Hytner’s strength with Shakespeare has always been creating credible worlds. He stitches societies together with hierarchies and protocol — Hamlet’s surveillance state, Julius Caesar’s faltering order — and, indeed, his Athens is immediately comprehensible: an ultra-patriarchal system, men in sharp suits, women in cloth bonnets, very “Handmaid’s Tale.” Oliver Chris’s sternly imperious king keeps his bride-to-be in a box: Christie’s seething Hippolyta is the spoils of war. It’s a world where fathers select their sons-in-law and women are reduced to property. Little wonder that, having pushed back, Isis Hainsworth’s headstrong Hermia elopes with her preferred husband-to-be.

The forest, however, becomes altogether blurrier: neither one thing, nor the other. It changes people’s behavior, that much is clear, and its spirit is one of gender equality. As the fairy first couple, Chris and Christie don’t fight furiously over their Indian boy; they flirt, wheedle, cajole and joke with each other before, regretfully, going their separate ways. Their relationship is respectful and well-matched and, by switching the roles so that Christie’s Titania drugs her fairy king, Hytner wisely resets their power dynamic.

Puck’s flower-power upsets the balance. If, ordinarily, Athens’ men are in control, they lose it entirely when completely loved-up. Kit Young’s Lysander loses all his leather-jacketed swagger for prostrate subservience; Paul Adeyefa ditches his detachment in a fit of pie-eyed swooning. Indeed, the second Puck pushes his petals their way, the two men lock eyes, then lips: they hold no sway over their own desires. Ditto Chris’s macho Oberon who, dosed up, dotes on Hammed Animashaun’s blokey Bottom.

The point might be to show that sexuality isn’t fixed, to stress that attraction exists on a spectrum, but the side-effects are unfortunate. Hytner ends up making homosexuality the butt of a bad joke: Chris undergoes a personality transplant as Oberon, erupting into a burst of campery that culminates in a bunny dance to Beyonce, a bubble bath for two and a lot of sniggering about two straight men having — and even enjoying — sex. It utterly undercuts the intention, equating homosexuality to humiliation.

The root cause is that Hytner’s staging pulls two ways at once, part play and part party.
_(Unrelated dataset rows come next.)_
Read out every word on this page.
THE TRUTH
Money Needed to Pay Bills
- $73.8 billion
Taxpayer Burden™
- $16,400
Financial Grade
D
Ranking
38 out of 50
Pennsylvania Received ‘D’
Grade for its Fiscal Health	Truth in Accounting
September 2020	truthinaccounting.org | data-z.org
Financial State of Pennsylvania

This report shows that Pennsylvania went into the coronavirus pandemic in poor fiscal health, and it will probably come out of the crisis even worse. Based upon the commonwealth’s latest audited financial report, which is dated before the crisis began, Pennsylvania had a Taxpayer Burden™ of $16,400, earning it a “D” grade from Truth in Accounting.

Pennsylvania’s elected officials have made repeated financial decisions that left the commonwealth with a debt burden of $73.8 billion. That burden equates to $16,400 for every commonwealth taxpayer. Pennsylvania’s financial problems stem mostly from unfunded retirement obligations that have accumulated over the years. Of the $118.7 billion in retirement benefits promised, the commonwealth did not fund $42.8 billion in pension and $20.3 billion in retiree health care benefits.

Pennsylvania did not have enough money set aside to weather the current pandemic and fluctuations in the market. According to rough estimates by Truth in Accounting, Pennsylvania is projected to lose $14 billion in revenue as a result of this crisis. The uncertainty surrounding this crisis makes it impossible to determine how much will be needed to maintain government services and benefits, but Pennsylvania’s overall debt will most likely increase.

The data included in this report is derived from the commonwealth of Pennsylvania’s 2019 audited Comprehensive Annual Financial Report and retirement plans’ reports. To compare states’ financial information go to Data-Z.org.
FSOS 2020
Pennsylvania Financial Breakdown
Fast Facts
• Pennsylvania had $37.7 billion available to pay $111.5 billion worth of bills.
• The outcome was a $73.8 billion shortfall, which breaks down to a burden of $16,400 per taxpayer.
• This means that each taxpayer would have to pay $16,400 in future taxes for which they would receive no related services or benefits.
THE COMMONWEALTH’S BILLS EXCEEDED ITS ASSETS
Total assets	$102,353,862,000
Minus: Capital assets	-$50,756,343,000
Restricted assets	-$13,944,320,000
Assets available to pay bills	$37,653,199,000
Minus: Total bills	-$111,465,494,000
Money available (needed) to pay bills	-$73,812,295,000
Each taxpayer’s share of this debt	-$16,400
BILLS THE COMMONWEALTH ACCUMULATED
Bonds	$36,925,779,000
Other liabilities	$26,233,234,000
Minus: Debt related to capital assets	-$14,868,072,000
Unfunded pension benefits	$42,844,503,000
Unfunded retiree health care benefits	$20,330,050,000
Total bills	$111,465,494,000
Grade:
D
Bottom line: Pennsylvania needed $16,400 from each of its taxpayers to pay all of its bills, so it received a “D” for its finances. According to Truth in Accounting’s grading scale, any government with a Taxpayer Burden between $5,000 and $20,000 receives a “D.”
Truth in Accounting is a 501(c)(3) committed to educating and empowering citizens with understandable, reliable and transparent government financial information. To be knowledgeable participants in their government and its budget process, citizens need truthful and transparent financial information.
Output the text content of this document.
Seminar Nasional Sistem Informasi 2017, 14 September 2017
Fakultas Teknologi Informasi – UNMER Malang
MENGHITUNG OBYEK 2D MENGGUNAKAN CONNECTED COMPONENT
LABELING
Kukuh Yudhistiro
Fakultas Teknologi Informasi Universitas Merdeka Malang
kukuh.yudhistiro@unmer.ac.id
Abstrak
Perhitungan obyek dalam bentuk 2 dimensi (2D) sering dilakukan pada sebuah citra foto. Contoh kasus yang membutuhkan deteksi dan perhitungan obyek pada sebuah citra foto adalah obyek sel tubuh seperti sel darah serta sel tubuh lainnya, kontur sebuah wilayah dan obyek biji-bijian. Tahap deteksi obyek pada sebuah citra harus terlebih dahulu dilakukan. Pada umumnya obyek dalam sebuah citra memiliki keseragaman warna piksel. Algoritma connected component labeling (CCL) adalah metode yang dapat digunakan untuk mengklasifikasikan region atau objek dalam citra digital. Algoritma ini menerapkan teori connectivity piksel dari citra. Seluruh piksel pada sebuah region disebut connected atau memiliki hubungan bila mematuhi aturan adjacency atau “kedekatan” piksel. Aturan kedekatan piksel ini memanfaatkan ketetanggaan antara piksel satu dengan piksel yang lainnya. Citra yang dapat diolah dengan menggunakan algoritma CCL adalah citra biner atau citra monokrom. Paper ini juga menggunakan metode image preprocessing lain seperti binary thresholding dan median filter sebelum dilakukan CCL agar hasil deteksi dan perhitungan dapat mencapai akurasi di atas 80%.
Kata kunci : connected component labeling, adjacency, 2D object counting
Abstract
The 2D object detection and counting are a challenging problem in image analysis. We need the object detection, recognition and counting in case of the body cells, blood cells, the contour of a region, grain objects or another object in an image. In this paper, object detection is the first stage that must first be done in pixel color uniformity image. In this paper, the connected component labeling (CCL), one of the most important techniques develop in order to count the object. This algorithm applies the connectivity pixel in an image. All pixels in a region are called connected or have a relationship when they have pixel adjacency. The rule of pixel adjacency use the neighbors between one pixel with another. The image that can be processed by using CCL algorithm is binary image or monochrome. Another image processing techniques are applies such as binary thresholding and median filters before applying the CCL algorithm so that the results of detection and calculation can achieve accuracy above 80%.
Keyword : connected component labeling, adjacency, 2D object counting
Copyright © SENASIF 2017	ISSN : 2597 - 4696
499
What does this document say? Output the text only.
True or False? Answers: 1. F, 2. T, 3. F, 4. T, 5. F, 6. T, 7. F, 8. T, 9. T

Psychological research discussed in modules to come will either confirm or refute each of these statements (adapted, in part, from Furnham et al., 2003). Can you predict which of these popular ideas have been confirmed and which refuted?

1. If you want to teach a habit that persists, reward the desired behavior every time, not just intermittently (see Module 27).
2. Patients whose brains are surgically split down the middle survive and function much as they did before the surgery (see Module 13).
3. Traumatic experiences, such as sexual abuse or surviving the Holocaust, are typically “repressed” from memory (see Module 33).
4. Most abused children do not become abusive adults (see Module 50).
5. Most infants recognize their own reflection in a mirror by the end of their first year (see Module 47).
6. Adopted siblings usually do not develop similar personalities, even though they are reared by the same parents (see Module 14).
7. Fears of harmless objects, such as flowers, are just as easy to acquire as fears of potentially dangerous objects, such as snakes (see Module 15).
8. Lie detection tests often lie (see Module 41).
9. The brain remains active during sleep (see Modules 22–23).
The first asks us to invest in its fiction; the second wants us present in the room, and its impulse is to crowdplease at the expense of the script. There are a slew of anachronistic comic asides, mugging Mechanicals, singalong numbers and circus acts that don’t come close to mustering either spectacle or festival spirit. Bunny Christie’s plasticky forest and Christina Cunningham’s spangled sprites all look rather cheap. It’s all a bit cringey, like your dad dancing to Dua Lipa. Hytner’s last attempt at immersive theatre, “Julius Caesar,” cast us as citizens of Rome, then ramped up the thriller tension to cover the cracks. Here, where something exuberant is required, we’re left to flounder around fairyland.